OCC's Risk Report Is Tale of Two Banking Sectors

WASHINGTON — There may as well be two different industries when it comes to risks threatening the banking sector, according to a report from the Office of the Comptroller of the Currency.

Compliance challenges and operational risk are clear warning signs for the big banks, the OCC said in its Semiannual Risk Perspective. But the report outlined an entirely different set of issues for midsize and community banks, which are instead threatened by slow growth and an uncertain interest rate environment.

"We are definitely seeing more operational risk issues, compliance-related issues at many of our larger banks" while community banks are dealing with risks arising from "looking for the profitability, looking for the yield, attempting to find the loan growth," Darrin Benhart, the OCC's deputy comptroller for supervision risk management, said on a conference call to discuss the report.

The report, which covers risk trends for the second half 2014, reiterated that cybersecurity is a principal concern for the industry. It also raised red flags about banks' exposure to the oil and natural gas industry, commercial real estate concerns, underwriting standards for indirect auto lending, leveraged loans and a looming end to the draw period for home equity lines of credit.

"Cybersecurity and cyber threats have obviously been at the top of the OCC priority risk for the last two years," Beth Dugan, deputy comptroller for operational risk at the OCC, said on the conference call.
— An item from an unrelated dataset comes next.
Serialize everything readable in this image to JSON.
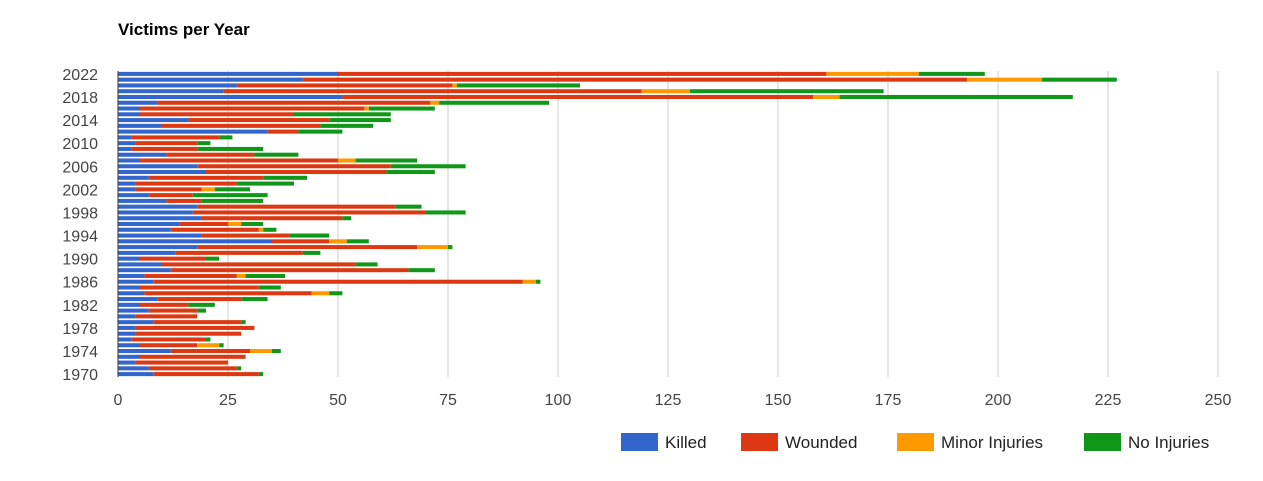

The OCC listed "high strategic risk" associated with "intense competitive pressures" as the top concern facing community and midsize banks. That was followed by issues dealing with management succession and retaining key staff, as well as eroding credit underwriting.

Meanwhile, weakness in enterprise risk practices, high levels of operational risk and growing cyber-related vulnerabilities were the top three risks facing large banks.

Yet cybersecurity was noted as an area of concern for banks of all sizes, the OCC said.

Dugan said that as bigger banks fortify their cyberdefenses, cybercriminals appear to be moving down the food chain to find institutions with more vulnerable systems.

"Cyber threats are increasing just across the entire environment," Dugan said. She added that the threat is increasing for smaller banks as larger banks adopt mitigating controls. "The bad actors are just going down looking for the weakest link," Dugan said.

Benhart said falling oil prices have led to concerns not only about banks' direct exposure to the oil and natural gas industry, but also about indirect exposure to other correlated businesses — such as the office and hospitality sectors — that are starting to feel the effects of the falling prices.

"We are starting to see some credit issues that are related to the oil and gas industry," he said.

The report also noted that underwriting standards for commercial real estate, leveraged loans and indirect auto lending continue to be a risk.

Syndicated leveraged loan volume fell 17% in 2014, but it was still the second-highest level on record, the OCC said. The average debt-to-earnings "multiples" for leveraged loans — before interest, depreciation and amortization — rose to 4.9 times in 2014, higher than the 4.7 figure registered a year earlier and the highest level since 2007.

Benhart also pointed to a wave of home equity lines that will reach the end of the draw period over the next three years, increasing the potential for delinquencies.

"2015 is the start of a three-year period when roughly $131 billion, or almost half of outstanding HELOC balances, have scheduled transitions from draw period to repayment," Benhart said.

Bank Secrecy Act and anti-money laundering compliance was also a risk. Similar to cyber-related concerns, the OCC said high-risk customers are starting to turn up in smaller institutions as larger banks are either declining their accounts or implementing stronger defenses.

"Displacement of customers due to reevaluation strategies by larger institutions may result in the continued on-boarding of higher-risk customers by banks that potentially have less experience with associated BSA risks," the OCC said.